La France intervient en Centrafrique avec un contingent de 1600 soldats. C’est le deuxième engagement de forces françaises en Afrique en moins d’un an. En janvier, c’était au Mali pour chasser les bandes d’Al Qaida. Aujourd’hui, c’est pour rétablir l’ordre dans un des pays les plus pauvres du continent. La France n’est pas le gendarme de l’Afrique, répètent les dirigeants français. Officiellement, elle intervient à la demande des Africains avec un mandat de l’ONU voté à l’unanimité par le Conseil de sécurité. Elle le fait en appui des forces africaines déjà sur place et qui devraient être en mesure de prendre le relai dans quelques mois. Elle le fait parce qu’elle est la seule puissance qui ait à la fois la volonté et la capacité de s’engager militairement sur un théâtre africain.

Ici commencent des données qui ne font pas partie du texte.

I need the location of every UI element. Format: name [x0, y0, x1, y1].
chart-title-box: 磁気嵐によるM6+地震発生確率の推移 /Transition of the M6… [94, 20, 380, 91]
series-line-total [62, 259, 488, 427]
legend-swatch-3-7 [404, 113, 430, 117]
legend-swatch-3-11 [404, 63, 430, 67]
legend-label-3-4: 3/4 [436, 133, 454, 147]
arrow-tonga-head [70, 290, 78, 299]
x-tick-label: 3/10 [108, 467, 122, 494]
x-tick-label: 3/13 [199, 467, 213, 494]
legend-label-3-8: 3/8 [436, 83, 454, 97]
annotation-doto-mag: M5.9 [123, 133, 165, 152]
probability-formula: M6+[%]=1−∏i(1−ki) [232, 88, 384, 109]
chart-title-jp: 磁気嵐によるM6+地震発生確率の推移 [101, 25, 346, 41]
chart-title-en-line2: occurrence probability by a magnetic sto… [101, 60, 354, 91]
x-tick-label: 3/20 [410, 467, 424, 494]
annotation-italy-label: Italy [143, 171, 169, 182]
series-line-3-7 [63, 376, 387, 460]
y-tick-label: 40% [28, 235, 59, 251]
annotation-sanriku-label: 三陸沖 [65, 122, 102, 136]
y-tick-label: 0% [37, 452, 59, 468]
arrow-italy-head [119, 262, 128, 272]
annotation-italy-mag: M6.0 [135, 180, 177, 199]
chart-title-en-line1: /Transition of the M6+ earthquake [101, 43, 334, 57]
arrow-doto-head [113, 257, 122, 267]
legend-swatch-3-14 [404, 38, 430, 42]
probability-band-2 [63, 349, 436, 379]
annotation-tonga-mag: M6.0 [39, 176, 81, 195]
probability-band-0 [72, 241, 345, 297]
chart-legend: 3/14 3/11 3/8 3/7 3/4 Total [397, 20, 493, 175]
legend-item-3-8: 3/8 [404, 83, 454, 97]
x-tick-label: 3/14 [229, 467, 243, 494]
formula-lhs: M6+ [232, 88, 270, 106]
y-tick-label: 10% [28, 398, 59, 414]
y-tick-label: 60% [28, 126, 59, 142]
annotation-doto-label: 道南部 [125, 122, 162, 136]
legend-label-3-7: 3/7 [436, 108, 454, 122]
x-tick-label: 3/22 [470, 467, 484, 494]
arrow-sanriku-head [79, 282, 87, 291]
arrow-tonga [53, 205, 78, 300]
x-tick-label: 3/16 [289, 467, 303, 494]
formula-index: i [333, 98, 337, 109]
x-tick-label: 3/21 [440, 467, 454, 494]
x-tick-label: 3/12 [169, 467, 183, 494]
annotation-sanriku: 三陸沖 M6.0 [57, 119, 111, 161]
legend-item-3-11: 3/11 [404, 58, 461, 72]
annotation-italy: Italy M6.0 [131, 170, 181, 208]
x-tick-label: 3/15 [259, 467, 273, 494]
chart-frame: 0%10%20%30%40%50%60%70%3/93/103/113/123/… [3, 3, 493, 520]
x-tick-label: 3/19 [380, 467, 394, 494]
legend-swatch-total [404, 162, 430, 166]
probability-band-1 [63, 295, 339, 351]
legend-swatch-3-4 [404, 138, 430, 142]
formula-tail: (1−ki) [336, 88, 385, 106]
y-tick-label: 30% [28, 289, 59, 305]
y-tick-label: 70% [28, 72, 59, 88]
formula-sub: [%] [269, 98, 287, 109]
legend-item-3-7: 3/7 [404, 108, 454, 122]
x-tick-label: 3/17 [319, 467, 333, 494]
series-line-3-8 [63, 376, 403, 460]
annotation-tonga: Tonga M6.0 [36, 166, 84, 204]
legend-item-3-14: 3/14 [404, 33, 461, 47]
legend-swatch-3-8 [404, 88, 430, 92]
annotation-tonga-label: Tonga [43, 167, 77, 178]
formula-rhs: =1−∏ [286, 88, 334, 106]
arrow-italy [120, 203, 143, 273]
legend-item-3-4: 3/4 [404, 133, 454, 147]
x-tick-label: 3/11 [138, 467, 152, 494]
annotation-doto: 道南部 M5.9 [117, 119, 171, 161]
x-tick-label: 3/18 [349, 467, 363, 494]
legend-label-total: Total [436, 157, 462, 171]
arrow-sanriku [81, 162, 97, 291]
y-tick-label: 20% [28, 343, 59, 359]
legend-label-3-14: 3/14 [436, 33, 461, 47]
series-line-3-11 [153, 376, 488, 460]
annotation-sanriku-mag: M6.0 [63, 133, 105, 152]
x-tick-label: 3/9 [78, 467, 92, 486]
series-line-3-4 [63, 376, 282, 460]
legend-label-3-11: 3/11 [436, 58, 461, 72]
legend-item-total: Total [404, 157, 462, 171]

Au début de l’année déjà quand les milices de la Séléka menaçaient Bangui, François Hollande, occupé au Mali, avait affirmé que les quelque 250 soldats français présents sur place n’avaient pas pour mission de défendre le pouvoir du président François Bozizé mais seulement de protéger la population d’origine européenne. Et en effet, les Séléka ont déposé Bozizé en mars pour le remplacer par Michel Djotobia. C’est face à la dégradation de la situation sécuritaire que les Etats-Unis qualifiaient de « pré-génocidaire » – plus de 400 morts au cours des derniers jours – que le président de la République a décidé d’envoyer des renforts.

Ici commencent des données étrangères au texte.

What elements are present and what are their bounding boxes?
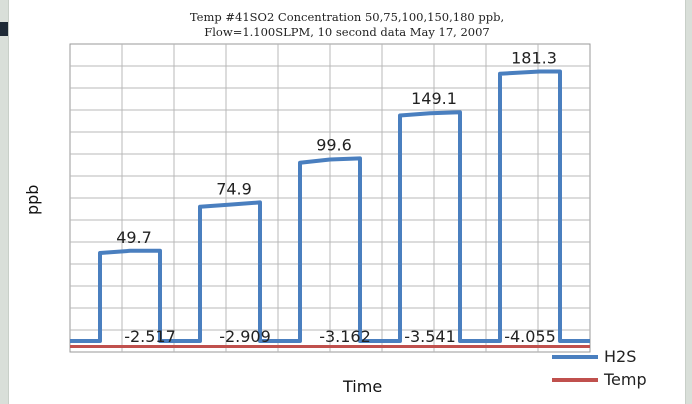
temp-value-label: -3.162 [319,327,371,346]
temp-value-label: -2.517 [124,327,176,346]
grid [69,43,591,353]
x-axis-label: Time [343,377,383,396]
peak-label: 181.3 [511,49,557,68]
edge-glyph [0,22,8,36]
temp-value-label: -4.055 [504,327,556,346]
chart-title: Temp #41SO2 Concentration 50,75,100,150,… [189,10,505,24]
legend: H2S Temp [552,347,647,389]
peak-label: 149.1 [411,89,457,108]
series-line-h2s [70,69,590,343]
temp-value-label: -2.909 [219,327,271,346]
series-lines [70,69,590,348]
peak-label: 74.9 [216,179,252,198]
data-labels: 49.7 74.9 99.6 149.1 181.3 -2.517 -2.909 -3.162… [116,49,557,347]
peak-label: 49.7 [116,228,152,247]
temp-value-label: -3.541 [404,327,456,346]
chart-subtitle: Flow=1.100SLPM, 10 second data May 17, 2… [204,25,490,39]
peak-label: 99.6 [316,135,352,154]
legend-label-temp: Temp [603,370,647,389]
legend-label-h2s: H2S [604,347,636,366]
chart-panel: Temp #41SO2 Concentration 50,75,100,150,… [8,0,686,404]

La mort de deux soldats au premier jour du déploiement montre que l’intervention est risquée et plus complexe qu’au Mali. Elle pourrait être aussi plus longue que ne l’admettent les autorités françaises car il n’est pas sûr que les forces africaines soient en mesure de remplir leur rôle dans un délai de quelques mois. Son objectif même est ambigu. S’agit-il simplement de désarmer les différentes milices, d’assurer la sécurité et d’empêcher que le pays devienne la plaque tournante de tous les trafics dans le centre de l’Afrique ? Ou de créer les conditions d’une transition démocratique, comme l’a laissé entendre François Hollande quand il a mis en cause la légitimité du président Djotobia ? Sauver des vies ou changer le régime ?

Après l’activisme des années George W. Bush, le politologue Richard Haass avait surnommé les Etats-Unis « the reluctant sheriff ». Si la France donne donc l’impression d’être le gendarme de l’Afrique, c’est un « gendarme malgré elle ». Mais un gendarme tout de même. Malgré les dénégations officielles.